As they passed the bridge the Captain called out a word of welcome to them; and his jolly, boisterous laugh ran down the wind. The American engineer came from behind a dark corner, almost running into them; his face was flushed. "It's like a furnace below," he said in his nasal familiar manner; "too hot to sleep. I've run up for a gulp of air." He made as though he would join them.

"The wind's behind us, yes," replied the doctor in a different tone, "and there's no draught." With a gesture, half bow, half dismissal, he made even this thick-skinned member of "the greatest civilization on earth" understand he was not wanted. And they turned at the cabin door, O'Malley a moment wondering at the admirable dignity with which the "little" man had managed the polite dismissal.

Himself, perhaps, he would not have minded the diversion. He was a little weary of the German's long recital. The confession had not been complete, he felt. Much had been held back. It was not altogether straightforward. The dishonesty which hides in compromise peeped through it everywhere.

And the incoherence of the latter part had almost bored him. For it was, he easily divined, a studied incoherence. It was meant to touch a similar weakness in himself--if there. But it was not there. He saw through the whole manoeuvre. Stahl wished to warn and save him by showing that the experience they had partly shared was nothing but a strange mental disorder. He wished to force in this subtle way his own interpretation of it upon his friend. Yet at the same time the intuitive Irishman discerned that other tendency in the man which would so gladly perhaps have welcomed a different explanation, and even in some fashion did actually accept it.

O'Malley smiled inwardly as he watched him prepare the coffee as of old. And patiently he waited for the rest that was to come. In a certain sense it all was useful. It would be helpful later. This was an attitude he would often have to face when he returned to civilized life and tried to tell his Message to the thinking, educated men of today--the men he must win over somehow to his dream--the men, without whose backing, no Movement could hope to meet with even a measure of success.

"So, like myself," said Stahl, as he carefully tended the flame of the spirit-lamp between them, "you have escaped by the skin of your teeth, as it were. And I congratulate you--heartily."

"I thank you," said the other dryly.

"You write your version now, and I'll write mine--indeed it is already almost finished--then we'll compare notes. Perhaps we might even publish them together."

He poured out the fragrant coffee. They faced each other across the little table. But O'Malley did not take the bait. He wished to hear the balance his companion still might tell.

And presently he asked for it.

"With the discharge of your patient the trouble ceased at once, then?"

"Comparatively soon. It gradually subsided, yes."

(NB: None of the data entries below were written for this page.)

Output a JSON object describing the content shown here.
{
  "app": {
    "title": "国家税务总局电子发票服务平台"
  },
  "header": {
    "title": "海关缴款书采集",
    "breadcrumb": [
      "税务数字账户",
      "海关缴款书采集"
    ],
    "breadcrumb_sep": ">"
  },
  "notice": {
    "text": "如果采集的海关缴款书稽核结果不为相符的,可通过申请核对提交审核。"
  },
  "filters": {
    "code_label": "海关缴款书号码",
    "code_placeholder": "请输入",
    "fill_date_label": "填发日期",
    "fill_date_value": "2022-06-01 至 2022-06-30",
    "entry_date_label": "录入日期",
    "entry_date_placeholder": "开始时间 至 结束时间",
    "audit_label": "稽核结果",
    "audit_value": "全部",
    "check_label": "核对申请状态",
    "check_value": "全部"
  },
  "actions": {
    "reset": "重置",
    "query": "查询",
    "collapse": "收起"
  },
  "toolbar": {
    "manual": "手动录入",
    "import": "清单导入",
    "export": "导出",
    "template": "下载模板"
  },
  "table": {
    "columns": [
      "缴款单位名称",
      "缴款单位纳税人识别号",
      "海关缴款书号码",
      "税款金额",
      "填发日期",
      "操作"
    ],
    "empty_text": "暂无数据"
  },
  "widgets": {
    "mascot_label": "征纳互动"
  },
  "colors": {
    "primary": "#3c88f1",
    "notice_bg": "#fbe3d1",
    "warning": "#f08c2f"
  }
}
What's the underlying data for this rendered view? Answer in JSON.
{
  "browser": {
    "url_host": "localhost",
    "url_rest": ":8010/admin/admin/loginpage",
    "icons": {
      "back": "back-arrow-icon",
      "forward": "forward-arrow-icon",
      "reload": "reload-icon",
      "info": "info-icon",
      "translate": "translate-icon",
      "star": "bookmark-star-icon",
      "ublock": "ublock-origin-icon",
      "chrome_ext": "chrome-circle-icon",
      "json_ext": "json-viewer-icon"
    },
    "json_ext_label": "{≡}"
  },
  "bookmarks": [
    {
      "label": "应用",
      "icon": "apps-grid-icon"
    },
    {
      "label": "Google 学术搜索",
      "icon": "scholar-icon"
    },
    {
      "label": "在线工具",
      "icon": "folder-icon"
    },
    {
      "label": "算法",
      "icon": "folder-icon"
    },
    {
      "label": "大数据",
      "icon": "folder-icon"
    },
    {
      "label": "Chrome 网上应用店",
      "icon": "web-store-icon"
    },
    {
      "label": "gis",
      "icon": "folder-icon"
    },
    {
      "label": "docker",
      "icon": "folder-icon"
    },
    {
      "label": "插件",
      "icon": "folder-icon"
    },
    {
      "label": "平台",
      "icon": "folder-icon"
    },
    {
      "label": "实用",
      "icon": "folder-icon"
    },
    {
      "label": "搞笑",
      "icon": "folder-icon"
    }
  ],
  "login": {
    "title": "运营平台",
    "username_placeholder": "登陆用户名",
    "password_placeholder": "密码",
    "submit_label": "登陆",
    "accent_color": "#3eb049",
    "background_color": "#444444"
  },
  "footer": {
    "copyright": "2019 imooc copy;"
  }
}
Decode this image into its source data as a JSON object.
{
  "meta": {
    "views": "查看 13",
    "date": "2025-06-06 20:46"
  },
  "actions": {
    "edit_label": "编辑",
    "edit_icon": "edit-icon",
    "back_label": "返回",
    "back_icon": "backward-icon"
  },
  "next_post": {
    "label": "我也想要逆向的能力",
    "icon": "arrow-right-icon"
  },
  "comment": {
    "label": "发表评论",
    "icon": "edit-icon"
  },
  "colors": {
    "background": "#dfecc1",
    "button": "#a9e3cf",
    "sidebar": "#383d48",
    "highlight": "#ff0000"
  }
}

"And as regards yourself?"

"I came back to my senses. I recovered my control. The insubordinate impulses I had known retired." He smiled as he sipped his coffee. "You see me now," he added, looking his companion steadily in the eyes, "a sane and commonplace ship's doctor."

"I congratulate you--"

"Vielen Dank." He bowed.

"On what you missed, yet almost accomplished," the other finished. "You might have known, like me, the cosmic consciousness! You might have met the gods!"

"In a strait-waistcoat," the doctor added with a snap.

They laughed at one another across their coffee cups as once before they had laughed across their glasses of Kakhetian wine--two eternally antagonistic types that will exist as long as life itself.

But, contrary to his expectations, the German had little more to tell. He mentioned how the experience had led his mind into strange and novel reading in his desire to know what other minds might have to offer by way of explanation, even the most fanciful and far-fetched. He told, though very briefly, how he had picked up Fechner among others, and carefully studied his "poetic theories," and read besides the best accounts of "spiritistic" phenomena, as also of the rarer states of hysteria, double-consciousness, multiple personality, and even those looser theories which suggest that a portion of the human constitution called "astral" or "etheric" may escape from the parent center and, carrying with it the subtler forces of desire and yearning, construct a vivid subjective state of mind which is practically its Heaven of hope and longing all fulfilled.

He did not, however, betray the results upon himself of all this curious reading and study, nor mention what he found of truth or probability in it all. He merely quoted books and authors, in at least three languages, that stretched in a singular and catholic array from Plato and the Neo-Platonists across the ages to Myers, Du Prel, Flournoy, Lodge, and Morton Prince.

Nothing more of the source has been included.